For several days Sally did not see the young man, and so she half forgot him, lost him in the mixture of her more pressing preoccupations. Every morning she rose at eight o'clock, after her mother had left the house for her first situation, and then, breakfasting slowly, she had just time to reach Miss Jubb's by nine.

Old six-foot. Old match-legs. She'd got a nose in everybody's business. Mind she didn't get it pulled!... But what a lovely room! Must have cost pounds and pounds! All grey-blue even to the little ornaments on the mantelpiece, all except the black tiger. Fancy working in a place like this! Different to Miss Jubb's!

Having half-determined to snare him, Sally was herself snared by the gins of love. She was hard, but she was soft. She was cold, but she was warm. And as each day she used the sewing machine or roughly stitched the raw material for Miss Jubb's costumes, Sally always looked to the nights.
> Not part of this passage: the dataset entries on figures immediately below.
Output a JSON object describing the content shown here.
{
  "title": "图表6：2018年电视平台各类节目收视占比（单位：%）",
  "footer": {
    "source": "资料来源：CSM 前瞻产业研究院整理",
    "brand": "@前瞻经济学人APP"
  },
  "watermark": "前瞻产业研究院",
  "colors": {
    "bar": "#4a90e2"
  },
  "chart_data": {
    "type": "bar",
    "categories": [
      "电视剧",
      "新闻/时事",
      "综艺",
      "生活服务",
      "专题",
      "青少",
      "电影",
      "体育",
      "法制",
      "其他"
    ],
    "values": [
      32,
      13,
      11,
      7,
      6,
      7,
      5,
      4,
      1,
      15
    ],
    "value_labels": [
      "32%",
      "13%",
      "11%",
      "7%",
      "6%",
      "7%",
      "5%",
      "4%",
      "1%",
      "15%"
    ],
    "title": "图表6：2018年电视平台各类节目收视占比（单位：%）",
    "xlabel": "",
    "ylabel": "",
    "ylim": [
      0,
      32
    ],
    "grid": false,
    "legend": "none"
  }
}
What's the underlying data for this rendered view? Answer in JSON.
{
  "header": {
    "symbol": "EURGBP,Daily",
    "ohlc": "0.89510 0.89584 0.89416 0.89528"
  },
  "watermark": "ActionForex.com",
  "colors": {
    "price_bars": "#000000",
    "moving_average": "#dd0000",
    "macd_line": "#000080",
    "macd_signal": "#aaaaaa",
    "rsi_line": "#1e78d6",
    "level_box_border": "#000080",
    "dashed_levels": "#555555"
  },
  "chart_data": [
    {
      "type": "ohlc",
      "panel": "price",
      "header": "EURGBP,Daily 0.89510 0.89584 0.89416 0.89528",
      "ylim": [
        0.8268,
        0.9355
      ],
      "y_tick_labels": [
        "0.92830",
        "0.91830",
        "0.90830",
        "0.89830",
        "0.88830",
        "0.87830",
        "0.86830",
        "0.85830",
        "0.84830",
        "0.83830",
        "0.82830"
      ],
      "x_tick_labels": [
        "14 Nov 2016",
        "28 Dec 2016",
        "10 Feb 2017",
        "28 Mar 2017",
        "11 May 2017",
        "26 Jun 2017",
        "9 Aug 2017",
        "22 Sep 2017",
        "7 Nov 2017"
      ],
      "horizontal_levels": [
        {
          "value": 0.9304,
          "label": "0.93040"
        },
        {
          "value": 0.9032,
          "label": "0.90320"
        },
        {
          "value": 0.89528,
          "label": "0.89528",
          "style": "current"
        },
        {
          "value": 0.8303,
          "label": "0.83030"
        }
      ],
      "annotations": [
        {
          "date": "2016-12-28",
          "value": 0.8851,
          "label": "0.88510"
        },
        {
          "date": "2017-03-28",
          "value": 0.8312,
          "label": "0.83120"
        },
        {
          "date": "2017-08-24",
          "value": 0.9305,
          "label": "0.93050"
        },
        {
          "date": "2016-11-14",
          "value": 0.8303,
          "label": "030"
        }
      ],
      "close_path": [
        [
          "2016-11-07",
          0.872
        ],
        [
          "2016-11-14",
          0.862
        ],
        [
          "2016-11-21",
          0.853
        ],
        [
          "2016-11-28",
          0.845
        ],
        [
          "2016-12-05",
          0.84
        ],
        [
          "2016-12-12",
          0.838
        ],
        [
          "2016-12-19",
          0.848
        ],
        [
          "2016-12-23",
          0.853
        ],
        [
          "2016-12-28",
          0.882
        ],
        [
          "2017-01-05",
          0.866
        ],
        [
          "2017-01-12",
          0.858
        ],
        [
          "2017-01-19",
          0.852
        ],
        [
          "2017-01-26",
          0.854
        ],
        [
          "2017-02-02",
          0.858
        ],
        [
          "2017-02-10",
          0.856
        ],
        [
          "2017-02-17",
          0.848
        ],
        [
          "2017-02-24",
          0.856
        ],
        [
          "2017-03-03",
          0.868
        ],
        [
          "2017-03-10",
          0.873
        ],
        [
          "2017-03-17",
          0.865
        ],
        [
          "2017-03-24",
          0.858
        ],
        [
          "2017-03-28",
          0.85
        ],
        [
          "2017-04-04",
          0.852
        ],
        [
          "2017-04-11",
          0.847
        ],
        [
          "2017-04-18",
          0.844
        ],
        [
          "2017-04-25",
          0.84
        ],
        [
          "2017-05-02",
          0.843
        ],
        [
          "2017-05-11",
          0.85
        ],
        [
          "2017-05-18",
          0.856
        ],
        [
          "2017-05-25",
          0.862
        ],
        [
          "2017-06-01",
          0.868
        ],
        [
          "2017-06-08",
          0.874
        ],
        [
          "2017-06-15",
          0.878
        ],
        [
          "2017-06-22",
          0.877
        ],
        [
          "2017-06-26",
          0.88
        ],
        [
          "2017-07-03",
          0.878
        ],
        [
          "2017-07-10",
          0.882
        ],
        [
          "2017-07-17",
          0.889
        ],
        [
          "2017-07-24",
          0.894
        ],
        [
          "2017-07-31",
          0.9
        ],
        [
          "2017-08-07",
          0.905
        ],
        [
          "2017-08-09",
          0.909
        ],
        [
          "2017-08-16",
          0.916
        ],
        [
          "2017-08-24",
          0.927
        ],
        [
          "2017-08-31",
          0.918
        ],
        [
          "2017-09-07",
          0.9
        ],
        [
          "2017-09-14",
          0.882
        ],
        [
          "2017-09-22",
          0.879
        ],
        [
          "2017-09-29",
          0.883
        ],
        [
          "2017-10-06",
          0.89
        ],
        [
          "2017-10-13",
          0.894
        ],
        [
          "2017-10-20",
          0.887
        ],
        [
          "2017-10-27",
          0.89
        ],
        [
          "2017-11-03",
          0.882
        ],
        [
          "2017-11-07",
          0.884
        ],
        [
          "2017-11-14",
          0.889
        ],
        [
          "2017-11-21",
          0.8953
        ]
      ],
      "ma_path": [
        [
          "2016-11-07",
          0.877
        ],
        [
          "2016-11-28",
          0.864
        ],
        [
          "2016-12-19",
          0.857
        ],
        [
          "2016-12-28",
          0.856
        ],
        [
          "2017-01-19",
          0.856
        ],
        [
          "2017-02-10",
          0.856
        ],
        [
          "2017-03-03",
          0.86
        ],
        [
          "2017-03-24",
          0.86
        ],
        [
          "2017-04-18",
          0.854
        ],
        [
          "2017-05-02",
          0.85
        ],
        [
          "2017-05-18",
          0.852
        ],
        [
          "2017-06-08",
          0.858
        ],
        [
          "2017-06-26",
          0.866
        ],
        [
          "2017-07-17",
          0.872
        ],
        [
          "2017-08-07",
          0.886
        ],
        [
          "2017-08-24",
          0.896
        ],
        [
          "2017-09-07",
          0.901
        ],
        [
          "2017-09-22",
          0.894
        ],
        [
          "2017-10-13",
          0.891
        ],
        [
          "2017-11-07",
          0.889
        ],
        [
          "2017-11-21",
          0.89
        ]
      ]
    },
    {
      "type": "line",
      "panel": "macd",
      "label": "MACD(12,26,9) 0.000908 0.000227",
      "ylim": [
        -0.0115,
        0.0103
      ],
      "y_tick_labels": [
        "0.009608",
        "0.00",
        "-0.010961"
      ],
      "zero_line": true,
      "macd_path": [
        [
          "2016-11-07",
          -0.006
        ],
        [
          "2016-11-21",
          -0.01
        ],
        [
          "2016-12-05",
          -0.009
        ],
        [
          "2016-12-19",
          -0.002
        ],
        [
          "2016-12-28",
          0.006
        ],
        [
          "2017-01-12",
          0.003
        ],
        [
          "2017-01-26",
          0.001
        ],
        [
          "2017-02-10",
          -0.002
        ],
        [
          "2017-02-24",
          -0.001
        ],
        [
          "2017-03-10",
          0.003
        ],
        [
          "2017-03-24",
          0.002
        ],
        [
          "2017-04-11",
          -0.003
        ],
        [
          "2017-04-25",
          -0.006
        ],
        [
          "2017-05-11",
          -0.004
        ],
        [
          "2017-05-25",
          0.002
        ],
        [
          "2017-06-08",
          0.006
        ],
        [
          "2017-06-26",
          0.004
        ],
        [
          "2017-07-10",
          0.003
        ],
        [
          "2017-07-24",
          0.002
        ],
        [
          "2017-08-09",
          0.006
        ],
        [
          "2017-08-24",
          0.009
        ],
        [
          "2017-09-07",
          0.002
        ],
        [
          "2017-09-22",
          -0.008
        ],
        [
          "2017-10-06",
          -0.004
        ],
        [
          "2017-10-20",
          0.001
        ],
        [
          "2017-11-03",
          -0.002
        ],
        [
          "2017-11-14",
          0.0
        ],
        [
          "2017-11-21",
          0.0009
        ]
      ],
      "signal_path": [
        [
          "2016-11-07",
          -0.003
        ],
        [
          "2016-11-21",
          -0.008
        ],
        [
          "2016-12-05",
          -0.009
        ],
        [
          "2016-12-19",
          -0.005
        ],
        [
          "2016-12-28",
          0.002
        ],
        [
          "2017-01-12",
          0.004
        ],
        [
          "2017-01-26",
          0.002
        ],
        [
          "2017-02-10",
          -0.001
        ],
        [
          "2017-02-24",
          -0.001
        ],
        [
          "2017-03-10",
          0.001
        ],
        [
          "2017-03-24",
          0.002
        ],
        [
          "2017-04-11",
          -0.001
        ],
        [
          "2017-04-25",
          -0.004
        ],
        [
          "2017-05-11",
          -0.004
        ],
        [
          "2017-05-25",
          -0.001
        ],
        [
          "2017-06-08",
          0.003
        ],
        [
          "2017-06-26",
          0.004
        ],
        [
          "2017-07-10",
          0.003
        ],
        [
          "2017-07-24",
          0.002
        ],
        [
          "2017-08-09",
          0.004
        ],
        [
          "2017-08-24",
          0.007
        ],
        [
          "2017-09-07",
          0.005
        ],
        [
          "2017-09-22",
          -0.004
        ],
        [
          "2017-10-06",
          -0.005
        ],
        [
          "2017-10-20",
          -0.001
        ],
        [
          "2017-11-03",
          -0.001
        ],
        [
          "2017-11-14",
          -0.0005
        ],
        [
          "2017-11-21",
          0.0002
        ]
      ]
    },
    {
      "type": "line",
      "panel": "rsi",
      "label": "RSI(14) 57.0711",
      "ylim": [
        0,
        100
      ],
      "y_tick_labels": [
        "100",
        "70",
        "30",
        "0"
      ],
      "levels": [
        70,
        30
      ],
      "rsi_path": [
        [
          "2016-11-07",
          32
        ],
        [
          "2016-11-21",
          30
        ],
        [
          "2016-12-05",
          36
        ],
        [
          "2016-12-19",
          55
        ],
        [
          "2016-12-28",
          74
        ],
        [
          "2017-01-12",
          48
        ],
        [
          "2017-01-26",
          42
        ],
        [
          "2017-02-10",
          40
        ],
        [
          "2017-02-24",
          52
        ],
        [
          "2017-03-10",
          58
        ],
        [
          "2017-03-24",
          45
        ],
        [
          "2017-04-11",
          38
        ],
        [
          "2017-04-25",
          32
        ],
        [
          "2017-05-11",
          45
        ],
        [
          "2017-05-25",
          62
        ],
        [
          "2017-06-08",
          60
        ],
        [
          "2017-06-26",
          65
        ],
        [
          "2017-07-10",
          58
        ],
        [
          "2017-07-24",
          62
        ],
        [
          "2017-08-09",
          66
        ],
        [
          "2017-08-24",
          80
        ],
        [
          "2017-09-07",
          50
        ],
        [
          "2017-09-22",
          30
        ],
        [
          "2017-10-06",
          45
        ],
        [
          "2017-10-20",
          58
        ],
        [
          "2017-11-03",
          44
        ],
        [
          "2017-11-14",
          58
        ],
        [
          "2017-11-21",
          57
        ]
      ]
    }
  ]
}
When it rained, and she had to stay indoors, she chafed irritably and went early to bed.

She had told Toby about Madame Gala, and how he could come to fetch her Saturdays, and they'd have the afternoons together. Sally was brimming with plans. In the middle of them there came a knock at Miss Jubb's door. Miss Jubb went, thinking it might be a customer. But she came back again in a minute, with a face even longer than it had been since she heard Sally's news.